What a find this book was. Hot on the heels of re-reading Robert Charles Wilson’s The Chronoliths, I got hold of this. Blind Lake is a fascinating science fiction mystery/thriller with a theme very close to my heart: the technological sublime.
I must say at the outset that this book isn’t without flaws, though I would put those flaws down to faults with the edition rather than with the writing. The blurb on the back names a couple of the characters (fair enough), except one of them is completely wrong (and not mentioned in the book at all). There are other instances where you can detect the joins, as if a section of the story was written a long time after the previous section, and the pieces don’t quite knit together perfectly.
Neither of these flaws are serious, and don’t spoil the overall experience, which is one of those where you are enjoying the book so much that you wish it were twice as long.
Blind Lake is the name of a secure scientific facility. The people who work there are monitoring, interpreting and analysing the output of artificially intelligent quantum computers. The AIs have both designed and programmed themselves, and (somehow) they are relaying to earth scenes from a planet over 50 light years away. The scientists can see the data, but they don’t understand how they got it; they know the AIs are working, but they don’t understand how they work. Some sceptics wonder if what they are seeing is even real: perhaps the machines are just dreaming.
The idea of technology that works in spite of the fact that we don’t understand it is dear to my heart. It’s actually quite a common phenomenon, if you think about it. Thirty years ago, most of us could master the workings of the internal combustion engine, to an extent. We could service our own cars, that kind of thing. These days, few of us could. Many, many people use computers and gadgets that they are helpless to fix – or troubleshoot – if they go wrong. Only a minority of people are competent enough around computers to diagnose and fix simple software problems.

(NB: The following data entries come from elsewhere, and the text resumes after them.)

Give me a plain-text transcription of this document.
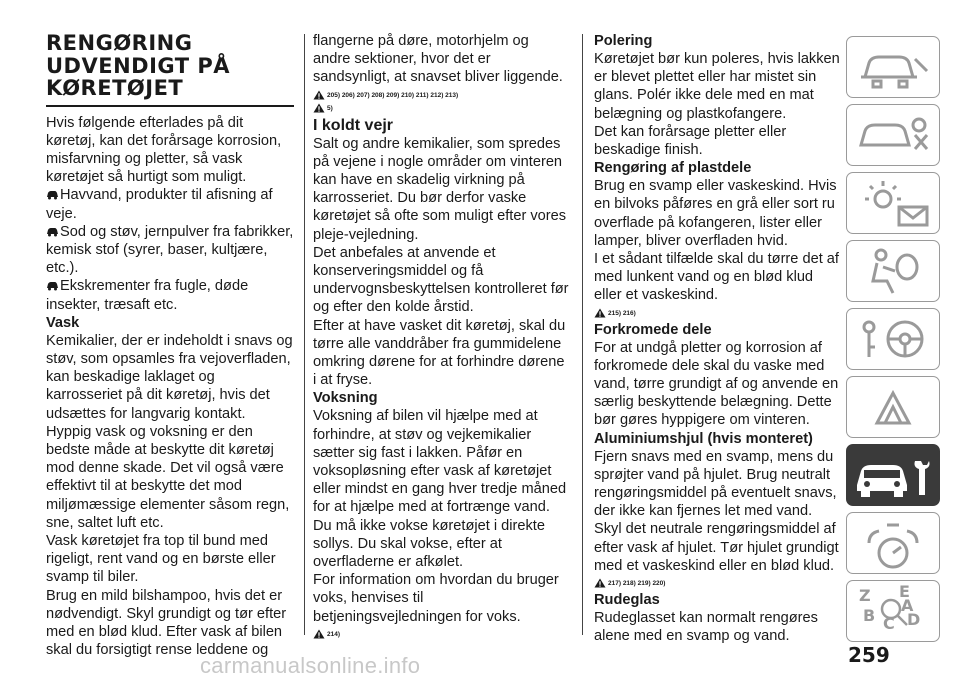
RENGØRING
UDVENDIGT PÅ
KØRETØJET

Hvis følgende efterlades på dit køretøj, kan det forårsage korrosion, misfarvning og pletter, så vask køretøjet så hurtigt som muligt.

Havvand, produkter til afisning af veje.

Sod og støv, jernpulver fra fabrikker, kemisk stof (syrer, baser, kultjære, etc.).

Ekskrementer fra fugle, døde insekter, træsaft etc.

Vask

Kemikalier, der er indeholdt i snavs og støv, som opsamles fra vejoverfladen, kan beskadige laklaget og karrosseriet på dit køretøj, hvis det udsættes for langvarig kontakt.

Hyppig vask og voksning er den bedste måde at beskytte dit køretøj mod denne skade. Det vil også være effektivt til at beskytte det mod miljømæssige elementer såsom regn, sne, saltet luft etc.

Vask køretøjet fra top til bund med rigeligt, rent vand og en børste eller svamp til biler.

Brug en mild bilshampoo, hvis det er nødvendigt. Skyl grundigt og tør efter med en blød klud. Efter vask af bilen skal du forsigtigt rense leddene og

flangerne på døre, motorhjelm og andre sektioner, hvor det er sandsynligt, at snavset bliver liggende.

205) 206) 207) 208) 209) 210) 211) 212) 213)
5)
I koldt vejr

Salt og andre kemikalier, som spredes på vejene i nogle områder om vinteren kan have en skadelig virkning på karrosseriet. Du bør derfor vaske køretøjet så ofte som muligt efter vores pleje-vejledning.

Det anbefales at anvende et konserveringsmiddel og få undervognsbeskyttelsen kontrolleret før og efter den kolde årstid.

Efter at have vasket dit køretøj, skal du tørre alle vanddråber fra gummidelene omkring dørene for at forhindre dørene i at fryse.

Voksning

Voksning af bilen vil hjælpe med at forhindre, at støv og vejkemikalier sætter sig fast i lakken. Påfør en voksopløsning efter vask af køretøjet eller mindst en gang hver tredje måned for at hjælpe med at fortrænge vand.

Du må ikke vokse køretøjet i direkte sollys. Du skal vokse, efter at overfladerne er afkølet.

For information om hvordan du bruger voks, henvises til betjeningsvejledningen for voks.

214)
Polering

Køretøjet bør kun poleres, hvis lakken er blevet plettet eller har mistet sin glans. Polér ikke dele med en mat belægning og plastkofangere.

Det kan forårsage pletter eller beskadige finish.

Rengøring af plastdele

Brug en svamp eller vaskeskind. Hvis en bilvoks påføres en grå eller sort ru overflade på kofangeren, lister eller lamper, bliver overfladen hvid.

I et sådant tilfælde skal du tørre det af med lunkent vand og en blød klud eller et vaskeskind.

215) 216)
Forkromede dele

For at undgå pletter og korrosion af forkromede dele skal du vaske med vand, tørre grundigt af og anvende en særlig beskyttende belægning. Dette bør gøres hyppigere om vinteren.

Aluminiumshjul (hvis monteret)

Fjern snavs med en svamp, mens du sprøjter vand på hjulet. Brug neutralt rengøringsmiddel på eventuelt snavs, der ikke kan fjernes let med vand. Skyl det neutrale rengøringsmiddel af efter vask af hjulet. Tør hjulet grundigt med et vaskeskind eller en blød klud.

217) 218) 219) 220)
Rudeglas

Rudeglasset kan normalt rengøres alene med en svamp og vand.

Z E
B C D
A
259
carmanualsonline.info
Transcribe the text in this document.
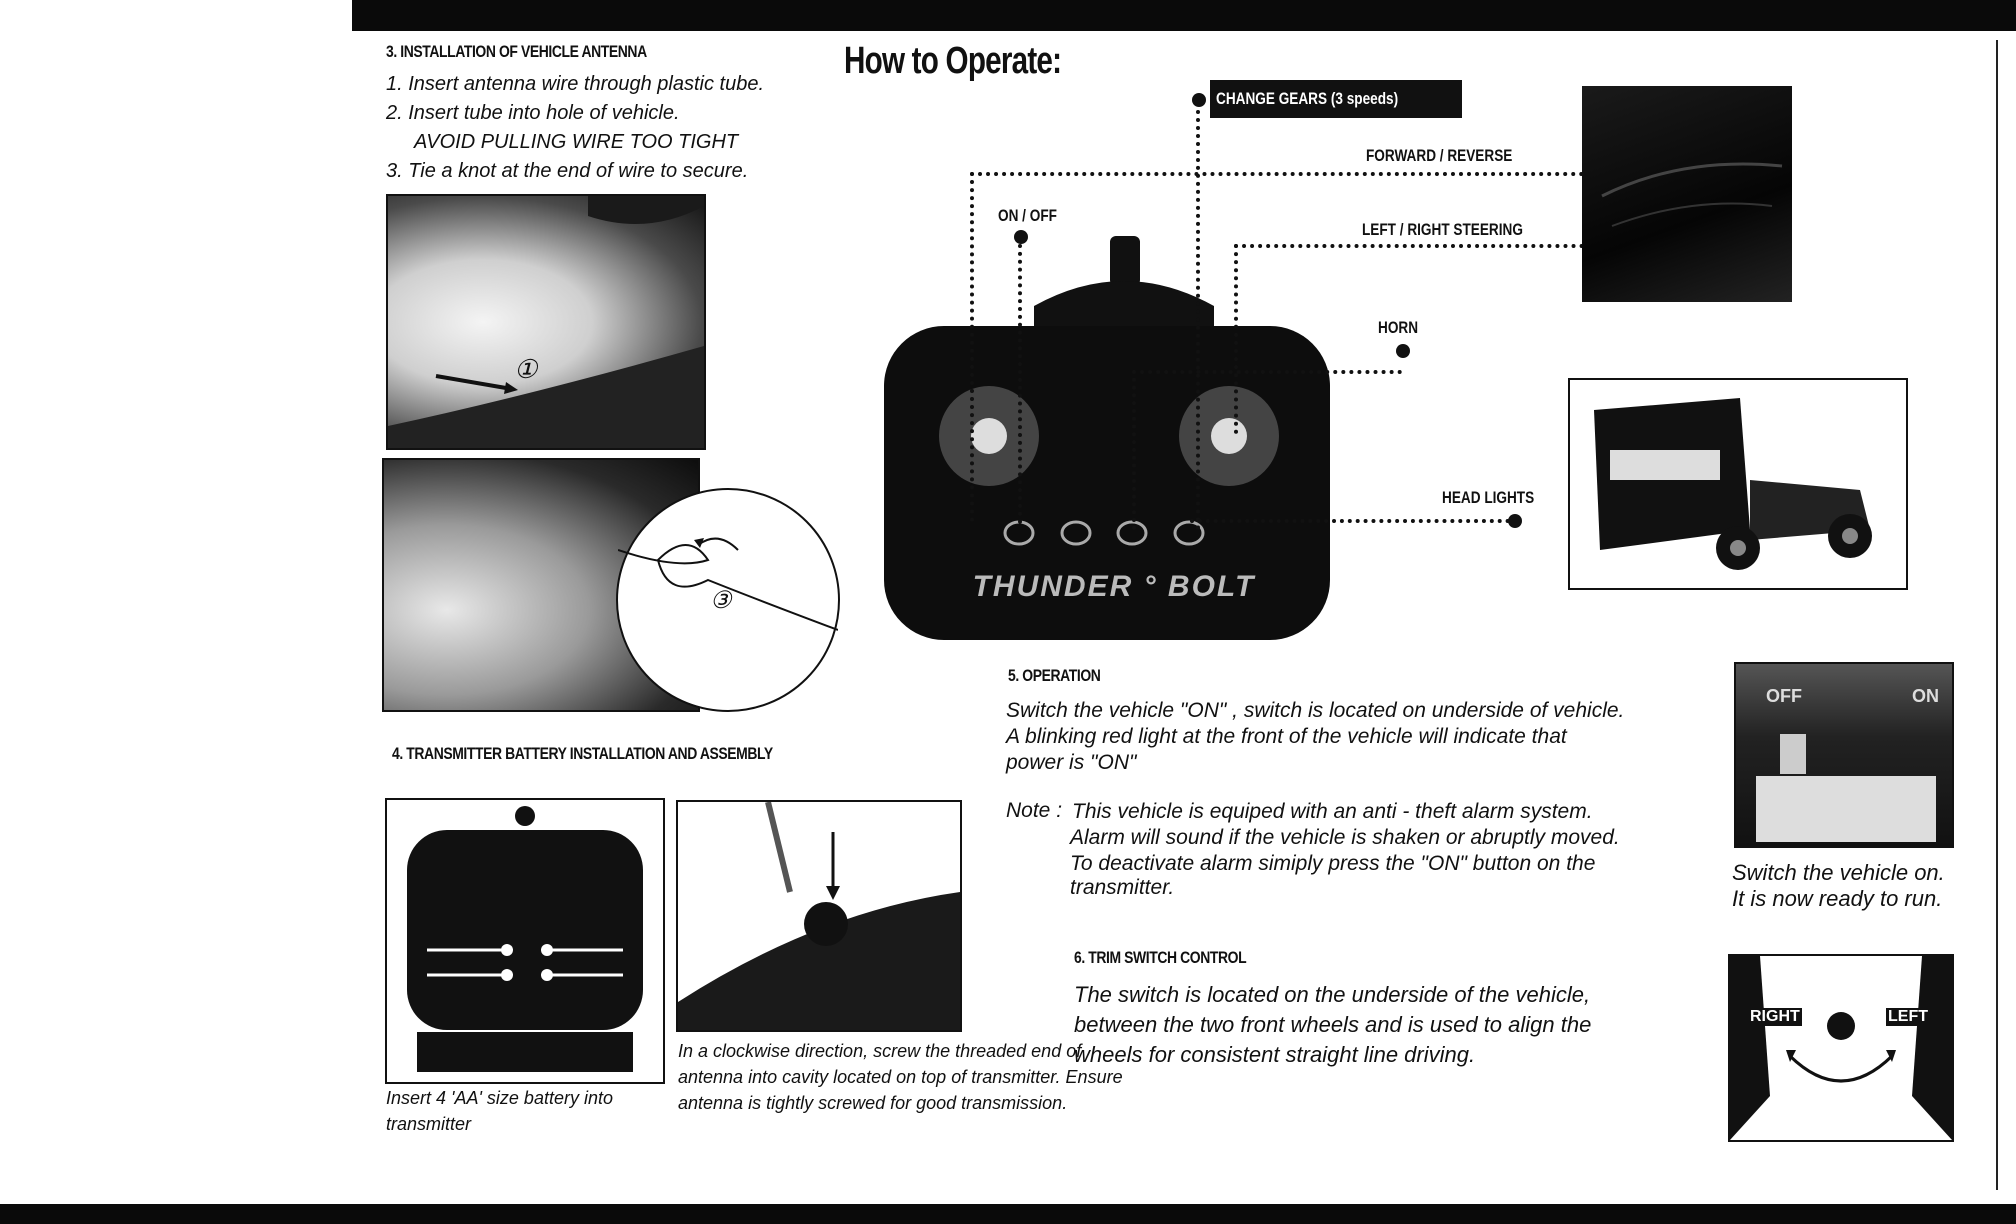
3. INSTALLATION OF VEHICLE ANTENNA
1. Insert antenna wire through plastic tube.
2. Insert tube into hole of vehicle.
AVOID PULLING WIRE TOO TIGHT
3. Tie a knot at the end of wire to secure.
①
③
4. TRANSMITTER BATTERY INSTALLATION AND ASSEMBLY
Insert 4 'AA' size battery into transmitter
In a clockwise direction, screw the threaded end of antenna into cavity located on top of transmitter. Ensure antenna is tightly screwed for good transmission.
How to Operate:
THUNDER ° BOLT
CHANGE GEARS (3 speeds)
FORWARD / REVERSE
LEFT / RIGHT STEERING
ON / OFF
HORN
HEAD LIGHTS
5. OPERATION
Switch the vehicle "ON" , switch is located on underside of vehicle.
A blinking red light at the front of the vehicle will indicate that
power is "ON"
Note : This vehicle is equiped with an anti - theft alarm system.
Alarm will sound if the vehicle is shaken or abruptly moved.
To deactivate alarm simiply press the "ON" button on the
transmitter.
6. TRIM SWITCH CONTROL
The switch is located on the underside of the vehicle,
between the two front wheels and is used to align the
wheels for consistent straight line driving.
OFF	ON
Switch the vehicle on.
It is now ready to run.
RIGHT	LEFT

Quite often you learn the basics of a new device, promising yourself that you’ll learn all of the ins and outs as soon as you can. But you never do. I was dismayed this weekend when I realised that I didn’t know how to switch of the auto power save feature on my camcorder. Maybe you can’t, but I don’t know that for sure.
Wilson takes this idea a few logical steps into the future. Some technological wonders are just that, and even the technologists at the cutting edge don’t really understand them. Even the most high-placed scientists are at a loss to explain their workings. Into this scene step a number of characters. Some of them are gentle souls, drawn together by circumstances. The story of these gentle souls is very touching. They include a troubled adolescent girl, a writer, the girl’s mother – a scientist – and The Subject: an alien 51 light years away who is to focus of the observations, and who seems (at times) to be aware that he is being observed.
These characters are thrown together by circumstances. They are isolated from the outside world, and estranged from the society around them. They find each other, and the connections they forge are at the heart of the mystery in Blind Lake. Wilson structures the story brilliantly, shifting points of view, setting and then shifting scenes, leaving as much unsaid as said. I really enjoyed this: highly recommended.